Radiation des plaques d’immatriculation : nouvelle procédure en Belgique dès le 1er août 2025 Depuis le 1er août 2025, la procédure de radiation des plaques d’immatriculation change en Belgique. Il n’est plus nécessaire de se rendre à la bpost : toutes les démarches se font désormais via la Direction de l’Immatriculation des Véhicules (DIV). Voici comment procéder facilement. Radier sa plaque par courrier ou colis postal Vous pouvez envoyer la plaque arrière officielle uniquement à la DIV à l’adresse suivante : Direction de l’Immatriculation des Véhicules (DIV), 1212 Bruxelles.La date de réception par la DIV correspond à la date officielle de radiation. Il est recommandé d’envoyer la plaque au moins 7 jours avant la fin du mois si la radiation doit être effective à une date précise.
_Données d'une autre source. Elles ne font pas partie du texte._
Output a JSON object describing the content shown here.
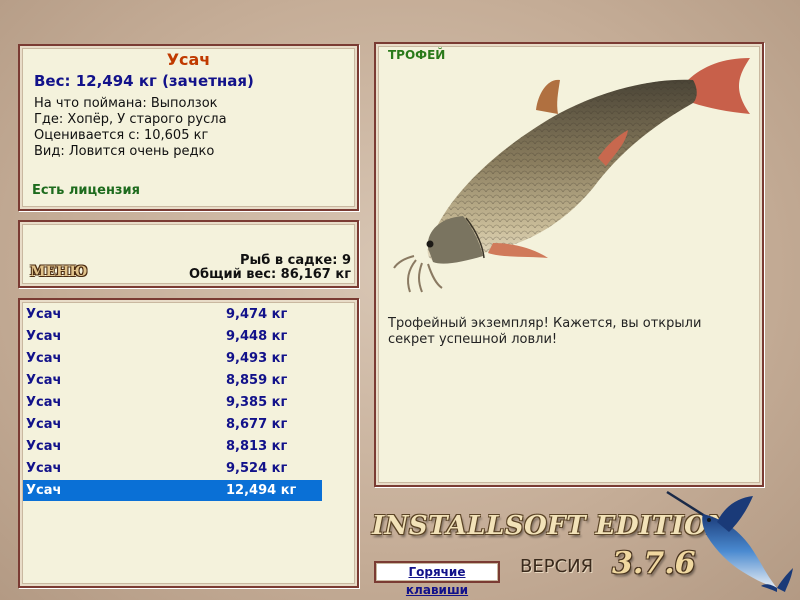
{
  "info": {
    "fish_name": "Усач",
    "weight_line": "Вес: 12,494 кг (зачетная)",
    "caught_with": "На что поймана: Выползок",
    "location": "Где: Хопёр, У старого русла",
    "valued_from": "Оценивается с: 10,605 кг",
    "species_note": "Вид: Ловится очень редко",
    "license": "Есть лицензия"
  },
  "keepnet": {
    "menu_label": "МЕНЮ",
    "fish_count": "Рыб в садке: 9",
    "total_weight": "Общий вес: 86,167 кг"
  },
  "catch_list": [
    {
      "name": "Усач",
      "weight": "9,474 кг"
    },
    {
      "name": "Усач",
      "weight": "9,448 кг"
    },
    {
      "name": "Усач",
      "weight": "9,493 кг"
    },
    {
      "name": "Усач",
      "weight": "8,859 кг"
    },
    {
      "name": "Усач",
      "weight": "9,385 кг"
    },
    {
      "name": "Усач",
      "weight": "8,677 кг"
    },
    {
      "name": "Усач",
      "weight": "8,813 кг"
    },
    {
      "name": "Усач",
      "weight": "9,524 кг"
    },
    {
      "name": "Усач",
      "weight": "12,494 кг",
      "selected": true
    }
  ],
  "trophy": {
    "tag": "ТРОФЕЙ",
    "description": "Трофейный экземпляр! Кажется, вы открыли секрет успешной ловли!"
  },
  "branding": {
    "edition": "INSTALLSOFT EDITION",
    "version_label": "ВЕРСИЯ",
    "version_number": "3.7.6"
  },
  "hotkeys_label": "Горячие клавиши",
  "colors": {
    "panel_bg": "#f4f2dc",
    "panel_border": "#7a3b33",
    "selection": "#0a70d6",
    "fish_name": "#c03a00",
    "list_text": "#12128a",
    "license": "#1d6b1d"
  }
}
Les enveloppes ou colis mal affranchis risquent d’être refusés. Dépôt direct à la DIV Deux options sont disponibles pour un dépôt direct : Au guichet de Bruxelles (56 rue du Progrès) : lundi, mardi et jeudi de 8h30 à 12h et de 13h à 15h30. Dans la boîte de dépôt située à l’entrée du bâtiment principal du SPF Mobilité et Transports, accessible du lundi au vendredi de 8h30 à 18h. Le dépôt direct permet une radiation immédiate, pratique pour clôturer rapidement vos dossiers.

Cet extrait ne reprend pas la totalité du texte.